After all, Android is given away free to cell phone and tablet makers, and they compete with Apple’s iPhone and iPad and iOS, and the former hasn’t made much money while the latter has captured all the industry’s riches. So, go figure.
If the Mac’s Mail app isn’t your thing but money isn’t your thing either, then there’s Mailsmith, a somewhat unique– and free- Mac email client; one that’s been around a few years, but just hasn’t inspired the masses of email users as much as it has the geekier side of the community.
Mailsmith is far more robust than I expected for a free email app, sporting dozens of settings in Preferences, though most are self explanatory.

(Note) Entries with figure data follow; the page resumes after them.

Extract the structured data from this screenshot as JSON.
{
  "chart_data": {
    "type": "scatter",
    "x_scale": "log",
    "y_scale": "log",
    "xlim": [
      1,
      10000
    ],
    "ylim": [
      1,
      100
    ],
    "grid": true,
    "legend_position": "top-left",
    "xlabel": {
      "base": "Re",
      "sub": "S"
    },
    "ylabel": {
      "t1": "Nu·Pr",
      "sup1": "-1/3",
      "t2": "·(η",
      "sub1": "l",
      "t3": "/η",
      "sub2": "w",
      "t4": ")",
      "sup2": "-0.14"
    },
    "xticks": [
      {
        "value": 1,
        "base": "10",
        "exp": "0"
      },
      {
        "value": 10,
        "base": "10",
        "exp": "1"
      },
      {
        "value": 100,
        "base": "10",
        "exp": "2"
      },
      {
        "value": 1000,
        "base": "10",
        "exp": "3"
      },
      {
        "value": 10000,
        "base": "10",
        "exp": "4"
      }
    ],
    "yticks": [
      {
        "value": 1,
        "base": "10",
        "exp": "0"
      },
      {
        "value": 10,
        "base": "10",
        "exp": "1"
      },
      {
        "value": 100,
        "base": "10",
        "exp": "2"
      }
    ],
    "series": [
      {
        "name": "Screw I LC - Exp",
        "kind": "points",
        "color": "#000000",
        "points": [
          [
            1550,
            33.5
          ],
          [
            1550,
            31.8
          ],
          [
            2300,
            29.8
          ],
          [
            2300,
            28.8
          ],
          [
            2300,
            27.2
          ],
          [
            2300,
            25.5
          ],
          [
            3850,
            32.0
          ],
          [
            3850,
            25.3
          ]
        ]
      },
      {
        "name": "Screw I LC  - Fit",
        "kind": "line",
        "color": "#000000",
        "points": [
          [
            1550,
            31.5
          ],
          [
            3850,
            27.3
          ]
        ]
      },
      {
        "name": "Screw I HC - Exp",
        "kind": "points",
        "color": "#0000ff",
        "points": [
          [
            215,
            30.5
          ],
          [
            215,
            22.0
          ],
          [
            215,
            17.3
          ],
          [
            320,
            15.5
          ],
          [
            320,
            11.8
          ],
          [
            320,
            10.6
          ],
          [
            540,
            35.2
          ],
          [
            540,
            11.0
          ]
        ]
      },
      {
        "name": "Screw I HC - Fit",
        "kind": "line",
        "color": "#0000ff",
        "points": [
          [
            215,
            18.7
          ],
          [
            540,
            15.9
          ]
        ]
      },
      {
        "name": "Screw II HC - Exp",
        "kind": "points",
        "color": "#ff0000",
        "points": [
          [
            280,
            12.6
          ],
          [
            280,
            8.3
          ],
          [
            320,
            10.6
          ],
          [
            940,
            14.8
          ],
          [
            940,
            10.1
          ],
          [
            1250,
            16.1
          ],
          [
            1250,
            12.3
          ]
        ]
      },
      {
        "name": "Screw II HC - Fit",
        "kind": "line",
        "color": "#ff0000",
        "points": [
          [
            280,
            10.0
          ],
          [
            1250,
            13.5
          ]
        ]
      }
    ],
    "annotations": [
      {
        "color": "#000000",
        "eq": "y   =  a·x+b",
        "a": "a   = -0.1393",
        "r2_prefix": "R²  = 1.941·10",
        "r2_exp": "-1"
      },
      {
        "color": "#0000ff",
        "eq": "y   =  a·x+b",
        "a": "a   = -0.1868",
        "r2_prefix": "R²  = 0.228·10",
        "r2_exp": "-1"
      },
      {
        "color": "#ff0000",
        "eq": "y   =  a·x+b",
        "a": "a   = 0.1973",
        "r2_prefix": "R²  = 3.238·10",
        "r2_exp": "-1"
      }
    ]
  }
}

Mailsmith can import mailboxes from other email apps, including the Mac’s built-in Mail app. Creating a new mailbox is child’s play and requires a few clicks to settings.
The negative here is that Mailsmith operates more like it’s 1999. It does SMTP outgoing email with ease. And it handles both POP and APOP with no problems. But not IMAP accounts, where your email stays on the mail server.
Right away you’ll have an idea why Mailsmith is free. It’s so 1999. Creating and sending email isn’t a problem, though, but its really bare bones compared to Apple’s Mail app.
So, what’s the point of Mailsmith?
Despite the dearth of common features, and the lack of IMAP support, Mailsmith has filtering, searching, scripting, and editing features not found in many modern email clients. Processing is multi-threaded which means searches are fast. If you understand ‘grep’ pattern matching, then you’ll see why Mailsmith is still around. It’s even scriptable (OSA) and has an option to create your own extra functionality through plugin support.
Mailsmith isn’t for everyone, and apparently not even for enough Mac geeks to make its existence pay, but it’s powerful for those who prefer such over modern functions. And it’s free.